The United States is expressing concern about what it says are candidate-registration problems and harassment of opposition politicians in the run-up to the October presidential elections in Azerbaijan.
The State Department is stressing that the United States does not take a position on, or support, any particular candidate in the October 15 Azerbaijani election.
But it says U.S. officials are "troubled" by recent events in the campaign in the central Asian state, including the denial of candidate registrations, and the arrest of supporters of some candidates.
A State Department spokeswoman, Joanne Prokopowicz, expressed concern about what she said was the harassment of opposition party leaders, including the arrest of associates of Isa Gambar, the presidential candidate of the conservative Musavat Party, and of Ali Karimli of the Peoples Front of Azerbaijan Party or PFAP.
She urged authorities in Baku to cease the harassment, which she said is in keeping with neither Azerbaijani law or the country's international commitments.
She also said the United States has "serious concerns" about the use of violence by authorities in breaking up unsanctioned public demonstrations, and appealed to the government to use restraint and to allow the peaceful public expression of political views.
Ms. Prokopowicz further cited the rejection by the Azerbaijani Central Election Commission of presidential candidacies including that of Rasul Gouliev of the opposition Azerbaijan Democratic Party, a former speaker of the parliament.

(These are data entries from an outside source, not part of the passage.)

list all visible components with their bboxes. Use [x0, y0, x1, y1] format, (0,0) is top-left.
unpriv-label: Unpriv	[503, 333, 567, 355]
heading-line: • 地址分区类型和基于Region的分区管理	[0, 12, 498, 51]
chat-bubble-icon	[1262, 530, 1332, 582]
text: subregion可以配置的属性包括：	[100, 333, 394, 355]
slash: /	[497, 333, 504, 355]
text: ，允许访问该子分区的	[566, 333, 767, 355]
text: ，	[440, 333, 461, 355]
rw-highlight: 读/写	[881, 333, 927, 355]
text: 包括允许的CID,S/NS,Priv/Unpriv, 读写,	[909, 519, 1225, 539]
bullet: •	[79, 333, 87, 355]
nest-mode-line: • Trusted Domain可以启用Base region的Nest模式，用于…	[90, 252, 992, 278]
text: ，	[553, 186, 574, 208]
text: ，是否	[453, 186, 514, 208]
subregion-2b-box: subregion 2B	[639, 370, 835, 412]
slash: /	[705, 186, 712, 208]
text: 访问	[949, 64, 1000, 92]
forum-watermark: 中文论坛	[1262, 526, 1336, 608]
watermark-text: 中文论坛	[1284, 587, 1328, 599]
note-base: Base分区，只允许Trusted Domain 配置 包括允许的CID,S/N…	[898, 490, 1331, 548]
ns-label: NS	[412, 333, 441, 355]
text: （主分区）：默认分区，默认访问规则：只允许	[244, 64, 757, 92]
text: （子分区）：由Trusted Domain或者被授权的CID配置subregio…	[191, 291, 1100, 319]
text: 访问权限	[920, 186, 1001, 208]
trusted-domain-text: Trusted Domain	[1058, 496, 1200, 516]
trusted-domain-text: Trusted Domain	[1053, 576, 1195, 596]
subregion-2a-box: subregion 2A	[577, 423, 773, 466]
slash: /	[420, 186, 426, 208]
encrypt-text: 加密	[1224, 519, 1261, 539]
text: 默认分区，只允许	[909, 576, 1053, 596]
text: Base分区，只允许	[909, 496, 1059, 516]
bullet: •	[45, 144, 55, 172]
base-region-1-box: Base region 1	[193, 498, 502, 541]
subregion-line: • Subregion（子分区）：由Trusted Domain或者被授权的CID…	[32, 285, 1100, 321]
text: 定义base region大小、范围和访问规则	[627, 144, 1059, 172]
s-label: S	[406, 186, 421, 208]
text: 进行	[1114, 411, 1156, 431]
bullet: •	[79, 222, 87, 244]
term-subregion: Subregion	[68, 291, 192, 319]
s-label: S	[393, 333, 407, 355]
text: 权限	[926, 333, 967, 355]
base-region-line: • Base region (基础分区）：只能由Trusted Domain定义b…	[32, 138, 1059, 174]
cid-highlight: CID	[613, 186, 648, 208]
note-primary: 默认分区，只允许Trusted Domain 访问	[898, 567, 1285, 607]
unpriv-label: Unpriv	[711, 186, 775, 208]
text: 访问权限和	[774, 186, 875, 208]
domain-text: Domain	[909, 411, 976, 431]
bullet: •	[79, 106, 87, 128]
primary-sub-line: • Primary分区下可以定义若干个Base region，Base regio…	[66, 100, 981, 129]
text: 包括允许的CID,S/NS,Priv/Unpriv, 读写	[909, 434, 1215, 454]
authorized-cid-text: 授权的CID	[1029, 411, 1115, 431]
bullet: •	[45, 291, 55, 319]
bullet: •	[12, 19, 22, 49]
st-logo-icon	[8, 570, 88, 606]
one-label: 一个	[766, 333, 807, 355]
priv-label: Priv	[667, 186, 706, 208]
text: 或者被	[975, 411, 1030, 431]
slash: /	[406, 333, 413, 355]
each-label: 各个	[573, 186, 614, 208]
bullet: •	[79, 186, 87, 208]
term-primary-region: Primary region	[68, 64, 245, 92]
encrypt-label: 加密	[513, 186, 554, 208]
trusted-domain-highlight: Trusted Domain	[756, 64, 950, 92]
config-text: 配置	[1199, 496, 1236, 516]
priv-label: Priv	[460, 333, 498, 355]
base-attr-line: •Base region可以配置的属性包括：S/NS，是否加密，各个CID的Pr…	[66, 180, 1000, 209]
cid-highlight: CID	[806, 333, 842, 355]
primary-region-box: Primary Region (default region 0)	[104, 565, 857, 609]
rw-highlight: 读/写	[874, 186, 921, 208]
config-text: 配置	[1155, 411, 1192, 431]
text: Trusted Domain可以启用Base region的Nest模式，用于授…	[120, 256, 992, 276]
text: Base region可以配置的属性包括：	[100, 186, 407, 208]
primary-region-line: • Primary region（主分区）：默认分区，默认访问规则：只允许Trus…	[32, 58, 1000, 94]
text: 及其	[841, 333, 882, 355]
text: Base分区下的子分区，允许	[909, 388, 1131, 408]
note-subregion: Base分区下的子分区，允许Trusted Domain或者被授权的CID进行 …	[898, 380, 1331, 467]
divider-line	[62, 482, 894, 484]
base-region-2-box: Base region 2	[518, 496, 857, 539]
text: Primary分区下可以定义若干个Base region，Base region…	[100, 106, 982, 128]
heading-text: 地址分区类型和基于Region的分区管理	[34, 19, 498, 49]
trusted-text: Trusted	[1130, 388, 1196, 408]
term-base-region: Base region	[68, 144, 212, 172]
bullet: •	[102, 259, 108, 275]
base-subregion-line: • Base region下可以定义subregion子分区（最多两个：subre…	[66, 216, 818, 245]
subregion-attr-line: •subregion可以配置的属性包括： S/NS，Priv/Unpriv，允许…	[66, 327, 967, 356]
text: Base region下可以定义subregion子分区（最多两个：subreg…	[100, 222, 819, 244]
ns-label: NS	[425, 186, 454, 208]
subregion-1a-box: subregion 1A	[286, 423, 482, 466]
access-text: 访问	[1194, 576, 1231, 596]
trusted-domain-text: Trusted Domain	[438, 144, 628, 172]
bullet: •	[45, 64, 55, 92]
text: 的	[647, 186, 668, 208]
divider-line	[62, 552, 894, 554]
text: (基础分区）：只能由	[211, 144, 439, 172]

She said the commission actions raise serious questions as to whether Azerbaijani law is being applied fairly, and said U.S. concerns are shared by the Organization for Security and Cooperation mission in Baku, Azerbaijani opposition party leaders, and by members of the U.S. Congress.
The United States has been a persistent critic of the human rights record of the government of Azerbaijani President Heydar Aliyev, a Soviet-era communist party leader who was first elected in 1993 and is seeking a third five-year term in office.
In its annual global human rights report issued in March, the State Department said Azerbaijan's human rights record "remained poor" and included restrictions on the freedoms of speech and the press, arbitrary arrests and caseS of torture by police.
It said Mr. Aliyev's last re-election in 1998 was marred by serious irregularities, and that recent national assembly elections and a referendum on constitutional amendments in August of last year were similarly deficient.